Ce que l’avenir réserve à l’ECT
Peu de temps après la publication de la proposition de retrait de la Commission, le secrétaire général du secrétariat du TCE a publié un communiqué de presse exprimant son « profond regret » et appelant tous les États membres de l’UE à soutenir le TCE modernisé, qu’ils aient ou non l’intention de se retirer. En effet, si l’UE et ses États membres procèdent à un retrait coordonné, il ne sera pas possible pour les autres parties contractantes d’adopter le TCE modernisé dans un avenir proche.

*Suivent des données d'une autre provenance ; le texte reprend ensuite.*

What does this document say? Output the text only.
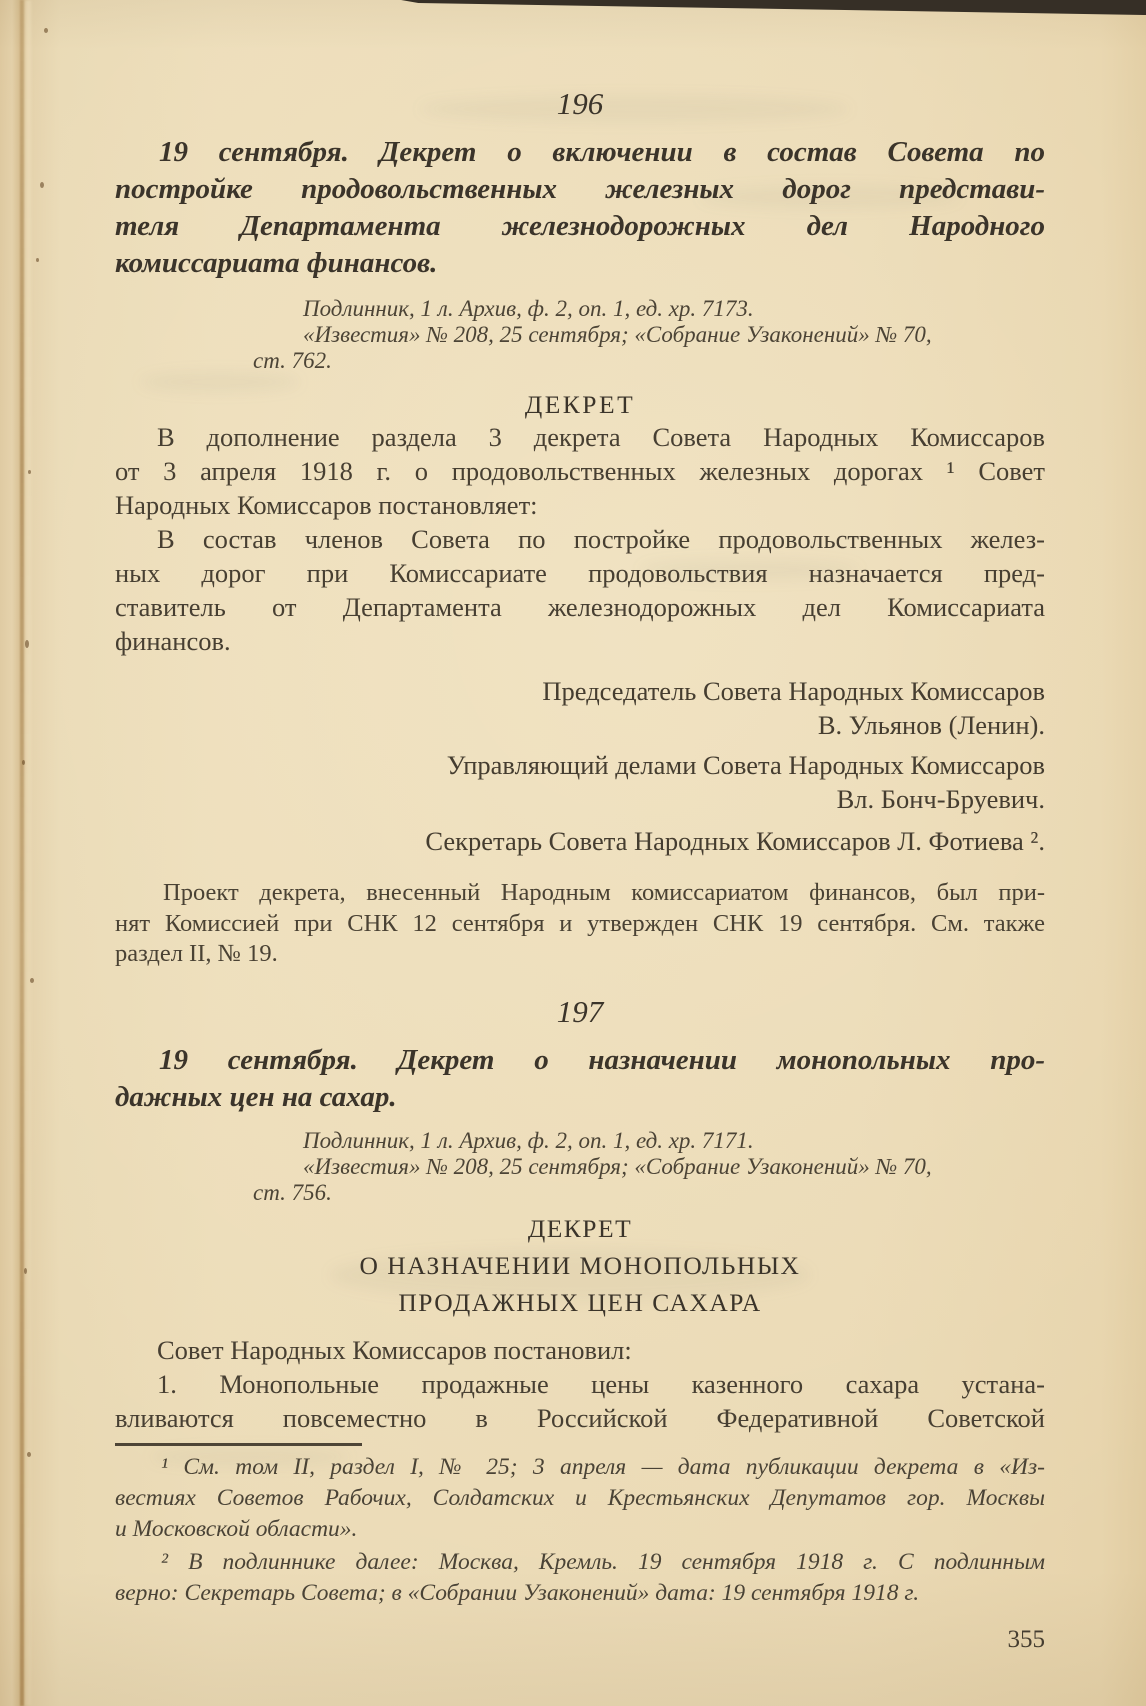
196
19 сентября. Декрет о включении в состав Совета по
постройке продовольственных железных дорог представи-
теля Департамента железнодорожных дел Народного
комиссариата финансов.
Подлинник, 1 л. Архив, ф. 2, оп. 1, ед. хр. 7173.
«Известия» № 208, 25 сентября; «Собрание Узаконений» № 70,
ст. 762.
ДЕКРЕТ
В дополнение раздела 3 декрета Совета Народных Комиссаров
от 3 апреля 1918 г. о продовольственных железных дорогах ¹ Совет
Народных Комиссаров постановляет:
В состав членов Совета по постройке продовольственных желез-
ных дорог при Комиссариате продовольствия назначается пред-
ставитель от Департамента железнодорожных дел Комиссариата
финансов.
Председатель Совета Народных Комиссаров
В. Ульянов (Ленин).
Управляющий делами Совета Народных Комиссаров
Вл. Бонч-Бруевич.
Секретарь Совета Народных Комиссаров Л. Фотиева ².
Проект декрета, внесенный Народным комиссариатом финансов, был при-
нят Комиссией при СНК 12 сентября и утвержден СНК 19 сентября. См. также
раздел II, № 19.
197
19 сентября. Декрет о назначении монопольных про-
дажных цен на сахар.
Подлинник, 1 л. Архив, ф. 2, оп. 1, ед. хр. 7171.
«Известия» № 208, 25 сентября; «Собрание Узаконений» № 70,
ст. 756.
ДЕКРЕТ
О НАЗНАЧЕНИИ МОНОПОЛЬНЫХ
ПРОДАЖНЫХ ЦЕН САХАРА
Совет Народных Комиссаров постановил:
1. Монопольные продажные цены казенного сахара устана-
вливаются повсеместно в Российской Федеративной Советской
¹ См. том II, раздел I, № 25; 3 апреля — дата публикации декрета в «Из-
вестиях Советов Рабочих, Солдатских и Крестьянских Депутатов гор. Москвы
и Московской области».
² В подлиннике далее: Москва, Кремль. 19 сентября 1918 г. С подлинным
верно: Секретарь Совета; в «Собрании Узаконений» дата: 19 сентября 1918 г.
355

Dans sa communication, la Commission a reconnu ce »[w]Sans la participation de l’UE et d’Euratom à un tel vote, le quorum de vote à la conférence n’est pas atteint et le paquet de modernisation ne peut être adopté.
Bien qu’il ne soit pas clair si toutes les parties contractantes restantes adopteraient ultérieurement le TCE modernisé (par exemple, le Japon s’est d’abord opposé à la modernisation du TCEfavorisant le maintien de la Status Quo), à ce stade, il semble peu probable que la majorité des parties contractantes non membres de l’UE suive le retrait de l’UE. Par exemple, la Suisse a indiqué l’année dernière qu’il ne peut pas suivre l’UE. Le Royaume-Uni a également été un fervent partisan de l’ECT modernisé et les investisseurs britanniques ont largement bénéficié de la protection ECT. Alors que le gouvernement britannique fait également face à une certaine pression à la maison, rester partie à un traité multilatéral tel que le TCE semblerait conforme à l’agenda post-Brexit du Royaume-Uni et permettrait aux investisseurs britanniques de maintenir un niveau de protection important qui ne se trouve pas dans l’accord de commerce et de coopération entre le Royaume-Uni et l’UE. Étant donné qu’il est probable qu’il y aura une protection continue pour les investissements hors UE après le retrait, les investisseurs peuvent également commencer à envisager de restructurer leurs investissements via des parties contractantes hors UE (comme le Royaume-Uni ou la Suisse) pour assurer la protection du TCE.